• NHS England and NHS Clinical Commissioners draw up lists of products facing prescribing limits
  • Products deemed ineffective, unnecessary, inappropriate or unsafe are listed
  • Consultation over changes will last until October

NHS England is to consult over limiting the prescription of “low value” products costing £141m a year including homeopathy and herbal medicines.

Products feature on the list because of low clinical effectiveness, where there is a lack of robust evidence over their effectiveness, or there are “significant” safety concerns.

The list also includes products considered clinically effective but where there are more cost effective alternatives available.

Seven travel vaccines not currently available on the NHS, but that are sometimes prescribed and administered in error because of confusion over vaccine eligibility, are also listed.

NHS England and NHS Clinical Commissioners are working with the country’s 209 clinical commissioning groups to ensure prescribing resources are used effectively and CCGs get the best value from medicines.

NHS England medical director Professor Sir Bruce Keogh and chief finance officer Paul Baumann presented a paper to the organisation’s board on Friday about the savings drive.

It said: “It is vital that the NHS achieves the greatest value from the money that is spends and we know that across England there is significant variation on what is being prescribed and to whom.”

Guidelines have been developed for the products considered “relatively ineffective, unnecessary, inappropriate or unsafe for prescription on the NHS”.

The 10 items of low clinical effectiveness, which cost the NHS £49m a year, are

  • Co-proxamol.
  • Omega 3 fatty acid compounds.
  • Lidocaine plasters.
  • Rubefacients.
  • Dosulepin.
  • Glucosamine and chondroitin.
  • Lutein and antioxidants.
  • Oxycodone and naloxone.
  • Homeopathy items.
  • Herbal medicines.

Seven items, costing £89m, which are clinically effective but where more cost-effective items are available are:

  • Liothyronine.
  • Doxazosin MR.
  • Perindopril Arginine.
  • Fentanyl immediate release.
  • Tadalafil once daily.
  • Trimipramine.
  • Paracetamol and tramadol combination product.
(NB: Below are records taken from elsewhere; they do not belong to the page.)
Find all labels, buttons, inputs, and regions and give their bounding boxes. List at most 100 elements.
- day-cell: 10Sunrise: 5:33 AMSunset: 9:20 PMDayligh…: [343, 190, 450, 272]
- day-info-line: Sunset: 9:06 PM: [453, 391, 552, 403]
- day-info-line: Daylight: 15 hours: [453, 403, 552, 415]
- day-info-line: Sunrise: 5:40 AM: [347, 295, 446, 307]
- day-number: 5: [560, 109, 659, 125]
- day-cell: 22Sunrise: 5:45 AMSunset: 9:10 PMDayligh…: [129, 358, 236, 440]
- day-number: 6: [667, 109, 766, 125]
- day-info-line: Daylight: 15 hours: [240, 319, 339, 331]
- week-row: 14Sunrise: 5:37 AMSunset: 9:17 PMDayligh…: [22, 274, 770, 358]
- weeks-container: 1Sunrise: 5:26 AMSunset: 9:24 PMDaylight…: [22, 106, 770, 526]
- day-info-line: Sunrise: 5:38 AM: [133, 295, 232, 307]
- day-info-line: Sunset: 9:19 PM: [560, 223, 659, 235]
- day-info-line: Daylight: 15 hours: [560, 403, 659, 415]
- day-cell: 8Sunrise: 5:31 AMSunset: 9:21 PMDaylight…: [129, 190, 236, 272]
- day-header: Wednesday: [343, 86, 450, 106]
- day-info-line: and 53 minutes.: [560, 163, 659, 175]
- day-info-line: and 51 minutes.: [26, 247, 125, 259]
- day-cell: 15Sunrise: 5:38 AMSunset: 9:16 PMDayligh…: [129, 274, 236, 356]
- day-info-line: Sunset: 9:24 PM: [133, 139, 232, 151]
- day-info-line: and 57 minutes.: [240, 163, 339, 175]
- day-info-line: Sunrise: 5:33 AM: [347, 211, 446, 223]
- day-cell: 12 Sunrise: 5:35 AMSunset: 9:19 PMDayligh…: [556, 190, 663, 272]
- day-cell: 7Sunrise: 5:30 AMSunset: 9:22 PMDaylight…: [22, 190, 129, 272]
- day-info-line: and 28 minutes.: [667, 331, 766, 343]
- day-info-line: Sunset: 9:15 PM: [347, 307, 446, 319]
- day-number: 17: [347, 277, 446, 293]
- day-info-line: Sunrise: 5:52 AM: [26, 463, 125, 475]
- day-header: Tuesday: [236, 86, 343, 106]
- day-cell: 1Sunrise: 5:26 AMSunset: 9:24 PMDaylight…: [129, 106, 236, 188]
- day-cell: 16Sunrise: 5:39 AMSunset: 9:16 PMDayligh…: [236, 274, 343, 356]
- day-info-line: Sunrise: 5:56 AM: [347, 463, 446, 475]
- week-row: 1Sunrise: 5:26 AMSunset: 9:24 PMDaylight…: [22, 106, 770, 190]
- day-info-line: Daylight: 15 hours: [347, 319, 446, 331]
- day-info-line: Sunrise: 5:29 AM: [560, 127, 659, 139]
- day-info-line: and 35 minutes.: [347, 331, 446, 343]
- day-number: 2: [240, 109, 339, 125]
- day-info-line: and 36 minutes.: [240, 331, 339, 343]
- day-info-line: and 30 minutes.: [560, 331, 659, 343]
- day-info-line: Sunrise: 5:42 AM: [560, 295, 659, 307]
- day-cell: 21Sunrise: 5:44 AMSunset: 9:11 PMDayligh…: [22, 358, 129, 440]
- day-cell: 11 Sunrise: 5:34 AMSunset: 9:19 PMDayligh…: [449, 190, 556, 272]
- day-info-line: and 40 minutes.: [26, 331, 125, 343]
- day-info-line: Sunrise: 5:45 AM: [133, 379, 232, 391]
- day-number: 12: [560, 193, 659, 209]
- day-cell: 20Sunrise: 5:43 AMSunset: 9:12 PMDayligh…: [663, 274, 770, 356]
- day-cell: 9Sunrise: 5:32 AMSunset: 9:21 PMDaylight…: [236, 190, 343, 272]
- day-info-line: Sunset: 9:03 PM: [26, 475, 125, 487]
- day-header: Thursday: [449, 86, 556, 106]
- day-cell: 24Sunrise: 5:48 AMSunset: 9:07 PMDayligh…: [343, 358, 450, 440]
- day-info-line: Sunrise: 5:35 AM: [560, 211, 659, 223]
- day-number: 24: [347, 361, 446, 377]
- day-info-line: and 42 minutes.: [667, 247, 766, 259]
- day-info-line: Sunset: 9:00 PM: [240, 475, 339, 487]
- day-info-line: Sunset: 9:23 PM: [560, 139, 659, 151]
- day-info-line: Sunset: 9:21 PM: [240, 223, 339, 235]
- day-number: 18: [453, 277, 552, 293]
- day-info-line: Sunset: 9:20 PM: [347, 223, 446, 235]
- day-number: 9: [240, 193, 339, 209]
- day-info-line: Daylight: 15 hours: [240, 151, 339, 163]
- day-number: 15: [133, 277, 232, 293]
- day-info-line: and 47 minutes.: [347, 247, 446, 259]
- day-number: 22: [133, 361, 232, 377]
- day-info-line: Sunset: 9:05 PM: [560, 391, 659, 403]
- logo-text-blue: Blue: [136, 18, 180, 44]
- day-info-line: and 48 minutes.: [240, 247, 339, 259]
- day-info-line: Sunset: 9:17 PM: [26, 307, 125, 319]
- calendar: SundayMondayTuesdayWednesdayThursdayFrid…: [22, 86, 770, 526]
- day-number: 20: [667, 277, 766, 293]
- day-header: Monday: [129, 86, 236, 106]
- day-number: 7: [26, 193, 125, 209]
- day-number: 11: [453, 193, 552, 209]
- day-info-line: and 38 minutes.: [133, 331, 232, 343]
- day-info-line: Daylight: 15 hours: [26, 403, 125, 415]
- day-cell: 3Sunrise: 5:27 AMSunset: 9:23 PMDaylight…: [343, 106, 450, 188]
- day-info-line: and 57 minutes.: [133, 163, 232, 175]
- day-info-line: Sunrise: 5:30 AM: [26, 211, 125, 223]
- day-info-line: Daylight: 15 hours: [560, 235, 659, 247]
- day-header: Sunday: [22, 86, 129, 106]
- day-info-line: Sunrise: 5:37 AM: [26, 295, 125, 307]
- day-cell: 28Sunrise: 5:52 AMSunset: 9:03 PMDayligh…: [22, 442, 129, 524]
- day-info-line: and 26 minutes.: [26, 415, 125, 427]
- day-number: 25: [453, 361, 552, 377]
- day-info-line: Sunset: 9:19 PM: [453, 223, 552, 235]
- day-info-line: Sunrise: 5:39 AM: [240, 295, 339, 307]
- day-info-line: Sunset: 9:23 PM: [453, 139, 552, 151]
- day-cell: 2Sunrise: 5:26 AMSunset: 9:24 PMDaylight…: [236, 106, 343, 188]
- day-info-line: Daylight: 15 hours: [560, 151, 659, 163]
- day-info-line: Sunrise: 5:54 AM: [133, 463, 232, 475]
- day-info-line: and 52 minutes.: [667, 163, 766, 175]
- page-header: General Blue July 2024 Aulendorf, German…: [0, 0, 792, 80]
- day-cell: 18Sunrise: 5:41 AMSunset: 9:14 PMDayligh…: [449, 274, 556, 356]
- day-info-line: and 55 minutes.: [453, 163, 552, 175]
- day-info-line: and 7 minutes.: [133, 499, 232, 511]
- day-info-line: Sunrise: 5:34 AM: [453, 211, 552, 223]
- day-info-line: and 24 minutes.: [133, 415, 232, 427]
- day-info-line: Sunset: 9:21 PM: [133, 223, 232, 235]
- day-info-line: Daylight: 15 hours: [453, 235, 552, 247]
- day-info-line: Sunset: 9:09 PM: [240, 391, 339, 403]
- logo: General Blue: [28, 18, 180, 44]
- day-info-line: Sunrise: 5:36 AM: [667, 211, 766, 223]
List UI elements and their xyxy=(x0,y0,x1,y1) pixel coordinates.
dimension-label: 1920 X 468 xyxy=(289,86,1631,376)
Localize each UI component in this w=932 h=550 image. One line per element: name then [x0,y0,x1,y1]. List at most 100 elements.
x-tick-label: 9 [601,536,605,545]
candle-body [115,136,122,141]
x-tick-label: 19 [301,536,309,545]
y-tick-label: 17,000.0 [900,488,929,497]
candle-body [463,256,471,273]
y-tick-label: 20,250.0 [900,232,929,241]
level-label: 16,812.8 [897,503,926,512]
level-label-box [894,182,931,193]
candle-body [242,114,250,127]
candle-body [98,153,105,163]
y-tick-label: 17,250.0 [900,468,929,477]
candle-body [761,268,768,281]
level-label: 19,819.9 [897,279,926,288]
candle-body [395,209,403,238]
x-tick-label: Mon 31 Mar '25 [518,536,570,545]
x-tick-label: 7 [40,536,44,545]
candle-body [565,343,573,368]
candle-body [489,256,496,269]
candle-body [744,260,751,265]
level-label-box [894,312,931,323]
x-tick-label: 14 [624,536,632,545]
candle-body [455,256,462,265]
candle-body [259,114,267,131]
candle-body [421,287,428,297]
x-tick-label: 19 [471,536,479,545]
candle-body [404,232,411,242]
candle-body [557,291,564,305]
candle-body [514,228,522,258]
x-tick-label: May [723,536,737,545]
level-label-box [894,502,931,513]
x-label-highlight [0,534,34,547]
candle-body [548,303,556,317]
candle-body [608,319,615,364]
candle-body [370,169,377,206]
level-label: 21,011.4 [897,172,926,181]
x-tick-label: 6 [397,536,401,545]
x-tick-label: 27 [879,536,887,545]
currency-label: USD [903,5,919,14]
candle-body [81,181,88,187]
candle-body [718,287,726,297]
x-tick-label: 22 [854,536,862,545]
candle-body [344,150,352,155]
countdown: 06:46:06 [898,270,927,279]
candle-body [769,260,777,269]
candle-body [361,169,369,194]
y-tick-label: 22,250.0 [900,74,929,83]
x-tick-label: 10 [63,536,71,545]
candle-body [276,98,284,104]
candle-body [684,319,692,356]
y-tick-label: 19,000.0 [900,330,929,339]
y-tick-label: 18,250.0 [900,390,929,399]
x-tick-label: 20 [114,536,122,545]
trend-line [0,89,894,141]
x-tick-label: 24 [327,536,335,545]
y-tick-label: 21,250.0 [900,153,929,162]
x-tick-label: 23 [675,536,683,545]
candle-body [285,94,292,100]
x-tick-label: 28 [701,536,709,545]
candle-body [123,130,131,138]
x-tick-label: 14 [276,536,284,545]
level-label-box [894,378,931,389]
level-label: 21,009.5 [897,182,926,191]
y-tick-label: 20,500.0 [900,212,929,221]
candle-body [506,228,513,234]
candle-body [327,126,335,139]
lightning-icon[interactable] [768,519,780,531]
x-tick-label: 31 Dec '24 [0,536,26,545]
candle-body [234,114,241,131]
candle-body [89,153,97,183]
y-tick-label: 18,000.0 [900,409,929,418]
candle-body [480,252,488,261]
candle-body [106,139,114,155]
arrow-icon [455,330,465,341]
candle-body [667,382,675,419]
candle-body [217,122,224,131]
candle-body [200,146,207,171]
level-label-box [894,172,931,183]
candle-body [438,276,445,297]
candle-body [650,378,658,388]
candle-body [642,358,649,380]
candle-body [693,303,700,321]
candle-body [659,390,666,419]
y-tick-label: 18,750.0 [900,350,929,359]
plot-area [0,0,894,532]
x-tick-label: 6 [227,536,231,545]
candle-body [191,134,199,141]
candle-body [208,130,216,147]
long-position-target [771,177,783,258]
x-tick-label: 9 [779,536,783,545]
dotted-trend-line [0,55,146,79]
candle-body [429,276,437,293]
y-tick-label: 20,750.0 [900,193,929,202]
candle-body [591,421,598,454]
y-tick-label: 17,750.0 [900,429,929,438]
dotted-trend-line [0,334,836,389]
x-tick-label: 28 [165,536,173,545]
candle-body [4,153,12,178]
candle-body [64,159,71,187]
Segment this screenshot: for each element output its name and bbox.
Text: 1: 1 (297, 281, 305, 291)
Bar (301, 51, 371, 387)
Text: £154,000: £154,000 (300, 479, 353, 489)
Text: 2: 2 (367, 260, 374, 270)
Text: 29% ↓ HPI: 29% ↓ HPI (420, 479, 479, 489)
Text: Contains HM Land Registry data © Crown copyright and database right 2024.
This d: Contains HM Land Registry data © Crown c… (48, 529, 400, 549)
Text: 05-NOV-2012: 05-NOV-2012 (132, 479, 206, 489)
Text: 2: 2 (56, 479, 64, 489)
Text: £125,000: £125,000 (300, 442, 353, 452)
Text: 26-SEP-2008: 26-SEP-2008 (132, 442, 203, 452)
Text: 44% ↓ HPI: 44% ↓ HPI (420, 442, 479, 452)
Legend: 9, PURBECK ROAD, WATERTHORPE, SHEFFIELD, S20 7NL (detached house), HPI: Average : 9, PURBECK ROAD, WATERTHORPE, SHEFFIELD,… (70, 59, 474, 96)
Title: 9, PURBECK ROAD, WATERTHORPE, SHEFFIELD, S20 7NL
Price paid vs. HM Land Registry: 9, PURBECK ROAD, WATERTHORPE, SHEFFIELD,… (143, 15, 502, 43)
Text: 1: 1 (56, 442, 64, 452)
Gluten-free foods, which cost £26m to prescribe, have been subject to a separate consultation by the Department of Health that concluded last month. Restrictions have already been introduced by 112 CCGS, with 18 stopping the prescribing of all gluten-free foods.

More than 1bn items of prescriptions were dispensed in primary care last year, costing £9.2bn, with more than 90 per cent exempt from prescription charges.

The NHS England board paper said: “NHS England’s view is that, at best, homeopathy is a placebo and a misuse of scarce NHS funds, which could be better devoted to treatment that works.”

NHSCC and NHS England have also identified the need for action on over the counter medication, with the NHS spending £645m on medicines that could be purchased from pharmacies, supermarkets or petrol stations.

The consultation will ask for views on identifying which of the 3,200 products available over the counter, or which are considered relatively ineffective, should be recommended as “not generally prescribed”.

More than £50m a year is spent on medicines used to treat minor or self-limiting conditions such as common colds, which will also be part of the consultation.

NHS England’s board approved consultation, with its recommendations put to CCGs, patients, clinicians, professional and other bodies between July and October.